Oct. 22, 2009
By Tim Simard
When Williston farmer Russell D. Munson began a small side project 150 years ago, little did he know he would construct something to withstand the test of time.
Observer photo by Tim Simard
The etchings on the glass protecting the timepiece honor the reunification of the United States in post-Civil War America. Clock builder Russell D. Munson also incribed his name on the clock and the year in which it was completed.
A well-known tinkerer about town, Munson decided to put his skills to the test and build a grandfather clock. With his self-taught knowledge of mechanics and woodworking, Munson toiled on his clock for eight years, beginning in 1859.
Standing like a tall sentry guarding time, the 8-foot, 6-inch-tall clock remains noble in its advanced age. While the clock’s wood is worn in spots and its unique music box no longer plays its Civil War-era songs in tune, elaborate etchings on the pendulum’s glass doors still read as plain as day: “U.S.A. THE WORLDs CRADLE OF LIBERTY.”
“There’s nothing else like this,” said Ginger Isham, a member of the Williston Historical Society’s board of directors.
Today, the clock is owned by Russell Munson’s great-grandson, George Munson, and still resides in Williston.
The question is, for how long?
Munson’s legal guardian, Bob DiFerdinando, said the clock needs to be sold to help pay for Munson’s assisted living expenses. Though Munson originally wanted to donate the clock, he found it would not be practical considering his finances.
Munson hopes the clock will remain in town, but DiFerdinando said that might be impossible unless the Williston Historical Society buys the timepiece — soon — at its appraised value of $18,000.
“George wants it to stay in Williston and I’d love to see it stay in Williston,” DiFerdinando said. “We certainly don’t want to see it leave the state.”
Isham believes the Historical Society should purchase the clock as an historical treasure. But her wish has put her at odds with other members of the society, she said.
“We have the money to buy it and restore it and we should be doing it now,” Isham said.
Williston Historical Society board member Bob Bradish is “on the fence” about whether the group should purchase the clock. While he sees the clock as a unique historical piece, he wonders if the acquisition would be worthwhile.

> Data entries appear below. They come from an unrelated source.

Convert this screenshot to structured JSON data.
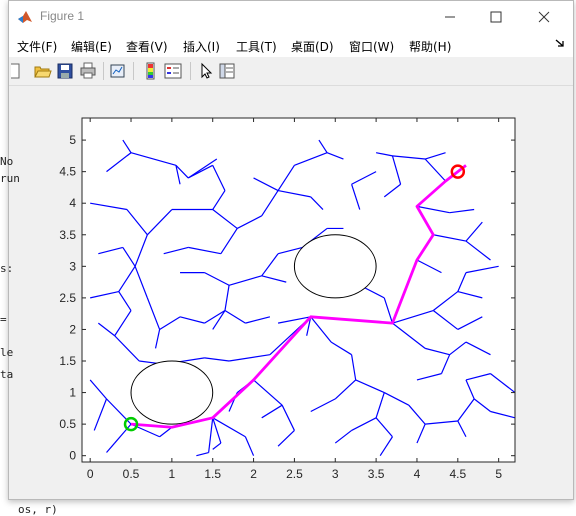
{
  "window": {
    "title": "Figure 1"
  },
  "menu": [
    "文件(F)",
    "编辑(E)",
    "查看(V)",
    "插入(I)",
    "工具(T)",
    "桌面(D)",
    "窗口(W)",
    "帮助(H)"
  ],
  "background_text": [
    "No",
    "run",
    "",
    "s:",
    "=",
    "le",
    "ta",
    "os, r)"
  ],
  "icons": {
    "toolbar": [
      "new-figure-icon",
      "open-file-icon",
      "save-icon",
      "print-icon",
      "link-plot-icon",
      "colorbar-icon",
      "legend-icon",
      "select-arrow-icon",
      "property-inspector-icon"
    ]
  },
  "chart_data": {
    "type": "scatter",
    "xlim": [
      -0.1,
      5.2
    ],
    "ylim": [
      -0.1,
      5.35
    ],
    "xticks": [
      "0",
      "0.5",
      "1",
      "1.5",
      "2",
      "2.5",
      "3",
      "3.5",
      "4",
      "4.5",
      "5"
    ],
    "yticks": [
      "0",
      "0.5",
      "1",
      "1.5",
      "2",
      "2.5",
      "3",
      "3.5",
      "4",
      "4.5",
      "5"
    ],
    "colors": {
      "tree": "#0000ff",
      "path": "#ff00ff",
      "start": "#00cc00",
      "goal": "#ff0000",
      "obstacle": "#000000"
    },
    "obstacles": [
      {
        "cx": 1.0,
        "cy": 1.0,
        "rx": 0.5,
        "ry": 0.5
      },
      {
        "cx": 3.0,
        "cy": 3.0,
        "rx": 0.5,
        "ry": 0.5
      }
    ],
    "start": [
      0.5,
      0.5
    ],
    "goal": [
      4.5,
      4.5
    ],
    "path": [
      [
        0.5,
        0.5
      ],
      [
        1.0,
        0.45
      ],
      [
        1.5,
        0.6
      ],
      [
        2.0,
        1.2
      ],
      [
        2.7,
        2.2
      ],
      [
        3.7,
        2.1
      ],
      [
        4.0,
        3.1
      ],
      [
        4.2,
        3.5
      ],
      [
        4.0,
        3.95
      ],
      [
        4.35,
        4.35
      ],
      [
        4.6,
        4.6
      ]
    ],
    "tree_edges": [
      [
        [
          0.5,
          0.5
        ],
        [
          0.85,
          0.3
        ]
      ],
      [
        [
          0.5,
          0.5
        ],
        [
          0.3,
          0.2
        ]
      ],
      [
        [
          0.5,
          0.5
        ],
        [
          0.2,
          0.9
        ]
      ],
      [
        [
          0.2,
          0.9
        ],
        [
          0.0,
          1.2
        ]
      ],
      [
        [
          0.2,
          0.9
        ],
        [
          0.05,
          0.4
        ]
      ],
      [
        [
          0.3,
          0.2
        ],
        [
          0.2,
          0.05
        ]
      ],
      [
        [
          0.85,
          0.3
        ],
        [
          1.0,
          0.45
        ]
      ],
      [
        [
          1.0,
          0.45
        ],
        [
          1.5,
          0.6
        ]
      ],
      [
        [
          1.5,
          0.6
        ],
        [
          1.45,
          0.05
        ]
      ],
      [
        [
          1.5,
          0.6
        ],
        [
          1.9,
          0.3
        ]
      ],
      [
        [
          1.9,
          0.3
        ],
        [
          2.0,
          0.0
        ]
      ],
      [
        [
          1.45,
          0.05
        ],
        [
          1.3,
          0.0
        ]
      ],
      [
        [
          1.5,
          0.6
        ],
        [
          1.6,
          0.2
        ]
      ],
      [
        [
          1.6,
          0.2
        ],
        [
          1.5,
          0.1
        ]
      ],
      [
        [
          2.0,
          1.2
        ],
        [
          2.35,
          0.8
        ]
      ],
      [
        [
          2.35,
          0.8
        ],
        [
          2.1,
          0.6
        ]
      ],
      [
        [
          2.35,
          0.8
        ],
        [
          2.5,
          0.4
        ]
      ],
      [
        [
          2.5,
          0.4
        ],
        [
          2.3,
          0.15
        ]
      ],
      [
        [
          2.0,
          1.2
        ],
        [
          1.8,
          1.0
        ]
      ],
      [
        [
          1.8,
          1.0
        ],
        [
          1.7,
          0.7
        ]
      ],
      [
        [
          2.7,
          2.2
        ],
        [
          2.2,
          1.6
        ]
      ],
      [
        [
          2.2,
          1.6
        ],
        [
          1.7,
          1.5
        ]
      ],
      [
        [
          1.7,
          1.5
        ],
        [
          1.4,
          1.55
        ]
      ],
      [
        [
          1.4,
          1.55
        ],
        [
          0.9,
          1.45
        ]
      ],
      [
        [
          0.9,
          1.45
        ],
        [
          0.6,
          1.5
        ]
      ],
      [
        [
          0.6,
          1.5
        ],
        [
          0.3,
          1.9
        ]
      ],
      [
        [
          0.3,
          1.9
        ],
        [
          0.1,
          2.1
        ]
      ],
      [
        [
          0.3,
          1.9
        ],
        [
          0.5,
          2.3
        ]
      ],
      [
        [
          0.5,
          2.3
        ],
        [
          0.35,
          2.6
        ]
      ],
      [
        [
          0.35,
          2.6
        ],
        [
          0.0,
          2.5
        ]
      ],
      [
        [
          0.35,
          2.6
        ],
        [
          0.55,
          3.0
        ]
      ],
      [
        [
          0.55,
          3.0
        ],
        [
          0.7,
          2.5
        ]
      ],
      [
        [
          0.55,
          3.0
        ],
        [
          0.4,
          3.3
        ]
      ],
      [
        [
          0.4,
          3.3
        ],
        [
          0.1,
          3.2
        ]
      ],
      [
        [
          0.55,
          3.0
        ],
        [
          0.7,
          3.5
        ]
      ],
      [
        [
          0.7,
          3.5
        ],
        [
          0.45,
          3.9
        ]
      ],
      [
        [
          0.45,
          3.9
        ],
        [
          0.0,
          4.0
        ]
      ],
      [
        [
          0.7,
          3.5
        ],
        [
          1.0,
          3.9
        ]
      ],
      [
        [
          1.0,
          3.9
        ],
        [
          1.5,
          3.9
        ]
      ],
      [
        [
          1.5,
          3.9
        ],
        [
          1.65,
          4.2
        ]
      ],
      [
        [
          1.65,
          4.2
        ],
        [
          1.5,
          4.6
        ]
      ],
      [
        [
          1.5,
          4.6
        ],
        [
          1.2,
          4.4
        ]
      ],
      [
        [
          1.2,
          4.4
        ],
        [
          1.05,
          4.6
        ]
      ],
      [
        [
          1.05,
          4.6
        ],
        [
          0.5,
          4.8
        ]
      ],
      [
        [
          0.5,
          4.8
        ],
        [
          0.2,
          4.5
        ]
      ],
      [
        [
          0.5,
          4.8
        ],
        [
          0.4,
          5.0
        ]
      ],
      [
        [
          1.05,
          4.6
        ],
        [
          1.1,
          4.3
        ]
      ],
      [
        [
          1.2,
          4.4
        ],
        [
          1.55,
          4.7
        ]
      ],
      [
        [
          1.5,
          3.9
        ],
        [
          1.8,
          3.6
        ]
      ],
      [
        [
          1.8,
          3.6
        ],
        [
          1.6,
          3.2
        ]
      ],
      [
        [
          1.6,
          3.2
        ],
        [
          1.2,
          3.3
        ]
      ],
      [
        [
          1.2,
          3.3
        ],
        [
          0.9,
          3.2
        ]
      ],
      [
        [
          1.8,
          3.6
        ],
        [
          2.1,
          3.8
        ]
      ],
      [
        [
          2.1,
          3.8
        ],
        [
          2.3,
          4.2
        ]
      ],
      [
        [
          2.3,
          4.2
        ],
        [
          2.0,
          4.4
        ]
      ],
      [
        [
          2.3,
          4.2
        ],
        [
          2.5,
          4.6
        ]
      ],
      [
        [
          2.5,
          4.6
        ],
        [
          2.9,
          4.8
        ]
      ],
      [
        [
          2.9,
          4.8
        ],
        [
          2.8,
          5.0
        ]
      ],
      [
        [
          2.9,
          4.8
        ],
        [
          3.1,
          4.7
        ]
      ],
      [
        [
          2.3,
          4.2
        ],
        [
          2.7,
          4.1
        ]
      ],
      [
        [
          2.7,
          4.1
        ],
        [
          2.85,
          3.9
        ]
      ],
      [
        [
          0.7,
          2.5
        ],
        [
          0.85,
          2.0
        ]
      ],
      [
        [
          0.85,
          2.0
        ],
        [
          0.8,
          1.7
        ]
      ],
      [
        [
          0.85,
          2.0
        ],
        [
          1.1,
          2.2
        ]
      ],
      [
        [
          1.1,
          2.2
        ],
        [
          1.4,
          2.1
        ]
      ],
      [
        [
          1.4,
          2.1
        ],
        [
          1.65,
          2.3
        ]
      ],
      [
        [
          1.65,
          2.3
        ],
        [
          1.5,
          2.0
        ]
      ],
      [
        [
          1.65,
          2.3
        ],
        [
          1.9,
          2.1
        ]
      ],
      [
        [
          1.9,
          2.1
        ],
        [
          2.2,
          2.2
        ]
      ],
      [
        [
          1.65,
          2.3
        ],
        [
          1.7,
          2.7
        ]
      ],
      [
        [
          1.7,
          2.7
        ],
        [
          1.4,
          2.9
        ]
      ],
      [
        [
          1.4,
          2.9
        ],
        [
          1.1,
          2.9
        ]
      ],
      [
        [
          1.7,
          2.7
        ],
        [
          2.1,
          2.85
        ]
      ],
      [
        [
          2.1,
          2.85
        ],
        [
          2.4,
          2.75
        ]
      ],
      [
        [
          2.1,
          2.85
        ],
        [
          2.3,
          3.2
        ]
      ],
      [
        [
          2.3,
          3.2
        ],
        [
          2.6,
          3.3
        ]
      ],
      [
        [
          2.7,
          2.2
        ],
        [
          2.95,
          1.8
        ]
      ],
      [
        [
          2.95,
          1.8
        ],
        [
          3.2,
          1.6
        ]
      ],
      [
        [
          3.2,
          1.6
        ],
        [
          3.25,
          1.2
        ]
      ],
      [
        [
          3.25,
          1.2
        ],
        [
          3.0,
          0.9
        ]
      ],
      [
        [
          3.0,
          0.9
        ],
        [
          2.7,
          0.7
        ]
      ],
      [
        [
          3.25,
          1.2
        ],
        [
          3.6,
          1.0
        ]
      ],
      [
        [
          3.6,
          1.0
        ],
        [
          3.5,
          0.6
        ]
      ],
      [
        [
          3.5,
          0.6
        ],
        [
          3.2,
          0.4
        ]
      ],
      [
        [
          3.2,
          0.4
        ],
        [
          3.0,
          0.2
        ]
      ],
      [
        [
          3.5,
          0.6
        ],
        [
          3.7,
          0.3
        ]
      ],
      [
        [
          3.7,
          0.3
        ],
        [
          3.55,
          0.0
        ]
      ],
      [
        [
          3.6,
          1.0
        ],
        [
          3.9,
          0.8
        ]
      ],
      [
        [
          3.9,
          0.8
        ],
        [
          4.1,
          0.5
        ]
      ],
      [
        [
          4.1,
          0.5
        ],
        [
          4.0,
          0.2
        ]
      ],
      [
        [
          4.1,
          0.5
        ],
        [
          4.5,
          0.55
        ]
      ],
      [
        [
          4.5,
          0.55
        ],
        [
          4.7,
          0.9
        ]
      ],
      [
        [
          4.7,
          0.9
        ],
        [
          4.9,
          0.7
        ]
      ],
      [
        [
          4.5,
          0.55
        ],
        [
          4.6,
          0.3
        ]
      ],
      [
        [
          4.9,
          0.7
        ],
        [
          5.2,
          0.6
        ]
      ],
      [
        [
          4.7,
          0.9
        ],
        [
          4.6,
          1.2
        ]
      ],
      [
        [
          4.6,
          1.2
        ],
        [
          4.9,
          1.3
        ]
      ],
      [
        [
          4.9,
          1.3
        ],
        [
          5.2,
          1.0
        ]
      ],
      [
        [
          3.7,
          2.1
        ],
        [
          4.1,
          1.7
        ]
      ],
      [
        [
          4.1,
          1.7
        ],
        [
          4.4,
          1.6
        ]
      ],
      [
        [
          4.4,
          1.6
        ],
        [
          4.6,
          1.8
        ]
      ],
      [
        [
          4.6,
          1.8
        ],
        [
          4.9,
          1.6
        ]
      ],
      [
        [
          4.4,
          1.6
        ],
        [
          4.3,
          1.3
        ]
      ],
      [
        [
          4.3,
          1.3
        ],
        [
          4.0,
          1.2
        ]
      ],
      [
        [
          3.7,
          2.1
        ],
        [
          4.2,
          2.3
        ]
      ],
      [
        [
          4.2,
          2.3
        ],
        [
          4.5,
          2.6
        ]
      ],
      [
        [
          4.5,
          2.6
        ],
        [
          4.8,
          2.5
        ]
      ],
      [
        [
          4.5,
          2.6
        ],
        [
          4.6,
          2.9
        ]
      ],
      [
        [
          4.6,
          2.9
        ],
        [
          5.0,
          3.0
        ]
      ],
      [
        [
          4.2,
          2.3
        ],
        [
          4.5,
          2.0
        ]
      ],
      [
        [
          4.5,
          2.0
        ],
        [
          4.8,
          2.2
        ]
      ],
      [
        [
          4.0,
          3.1
        ],
        [
          4.3,
          2.9
        ]
      ],
      [
        [
          4.2,
          3.5
        ],
        [
          4.6,
          3.4
        ]
      ],
      [
        [
          4.6,
          3.4
        ],
        [
          4.9,
          3.1
        ]
      ],
      [
        [
          4.6,
          3.4
        ],
        [
          4.8,
          3.7
        ]
      ],
      [
        [
          4.0,
          3.95
        ],
        [
          4.4,
          3.85
        ]
      ],
      [
        [
          4.4,
          3.85
        ],
        [
          4.7,
          3.9
        ]
      ],
      [
        [
          4.35,
          4.35
        ],
        [
          4.1,
          4.7
        ]
      ],
      [
        [
          4.1,
          4.7
        ],
        [
          3.7,
          4.75
        ]
      ],
      [
        [
          3.7,
          4.75
        ],
        [
          3.5,
          4.8
        ]
      ],
      [
        [
          3.7,
          4.75
        ],
        [
          3.8,
          4.3
        ]
      ],
      [
        [
          3.8,
          4.3
        ],
        [
          3.6,
          4.1
        ]
      ],
      [
        [
          4.1,
          4.7
        ],
        [
          4.35,
          4.8
        ]
      ],
      [
        [
          3.2,
          4.3
        ],
        [
          3.3,
          3.9
        ]
      ],
      [
        [
          3.2,
          4.3
        ],
        [
          3.5,
          4.5
        ]
      ],
      [
        [
          2.6,
          3.3
        ],
        [
          2.9,
          3.6
        ]
      ],
      [
        [
          2.9,
          3.6
        ],
        [
          3.1,
          3.6
        ]
      ],
      [
        [
          2.7,
          2.2
        ],
        [
          2.65,
          1.9
        ]
      ],
      [
        [
          2.7,
          2.2
        ],
        [
          2.3,
          2.1
        ]
      ],
      [
        [
          3.7,
          2.1
        ],
        [
          3.6,
          2.5
        ]
      ],
      [
        [
          3.6,
          2.5
        ],
        [
          3.3,
          2.7
        ]
      ]
    ]
  }
}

“I just don’t know if the purchase of a clock is the right thing to do now,” Bradish said.
Munson and his clock
Russell Munson’s main occupation was farming, working the family land off North Brownell Road in the mid-1800s. But his passion was building and inventing. The more elaborate the design, the better. Munson crafted fiddles, pianos and music boxes, guns, locks and farming equipment. He built other timepieces, but the grandfather clock was his crowning achievement, one he proudly showed off at county fairs across Vermont, New York and New Hampshire.
Thematically, the clock is a tribute to the unification of the United States after the Civil War. The two escape wheels that vibrate the clock’s pendulum represent the North and the South, showing how both sides of the conflict could work together in a postwar United States. The etchings on the glass are statements to unification and a hope that the country would outlast its divisions.
The clock also has numerous creative quirks designed and built by Munson. The 40-pound pendulum has a separate timepiece built in its center. Inside the clock, a one-of-a-kind music box plays seven different Civil War-era songs — one for each day of the week.
With so many different features to the clock, it’s no wonder Munson traveled the Northeast, charging the curious to view his masterpiece, said Merton Esmond, an Essex Junction clock restorer.
“It’s a tremendous piece of work,” Esmond said.
At home in Williston?
Even with an appraised value of $18,000 and estimated restoration cost of nearly $7,000, Isham believes the clock is a bargain. She and Esmond said that after restoration, the clock could be worth $75,000.
DiFerdinando said time is running out for a purchase, and the clock will need to be sold elsewhere if the Historical Society doesn’t act quickly. According to Isham, a buyer in Richmond is interested, and Vermont Civil War author Howard Coffin has also expressed a desire to own the piece.
But Historical Society President Terry Macaig said some group members want more information, and the group is seeking someone to make a second appraisal.
“If we buy, then what do we do with it?” Macaig said.
Bradish said the society would want as many people as possible to view the timepiece. Storing the grandfather clock in the Historical Society’s Vermont Room at Dorothy Alling Memorial Library is an option, but Bradish doesn’t believe enough people would get a chance to see it there. He feels money could be better spent elsewhere, on community and historical education events.
Yet Isham believes the clock would attract more people to the Vermont Room and, as a result, garner interest in the Historical Society.
“George and (DiFerdinando) are bending over backwards to help us get this,” Isham said. “We need to do this. It’s an absolutely priceless piece of work.”e of work.”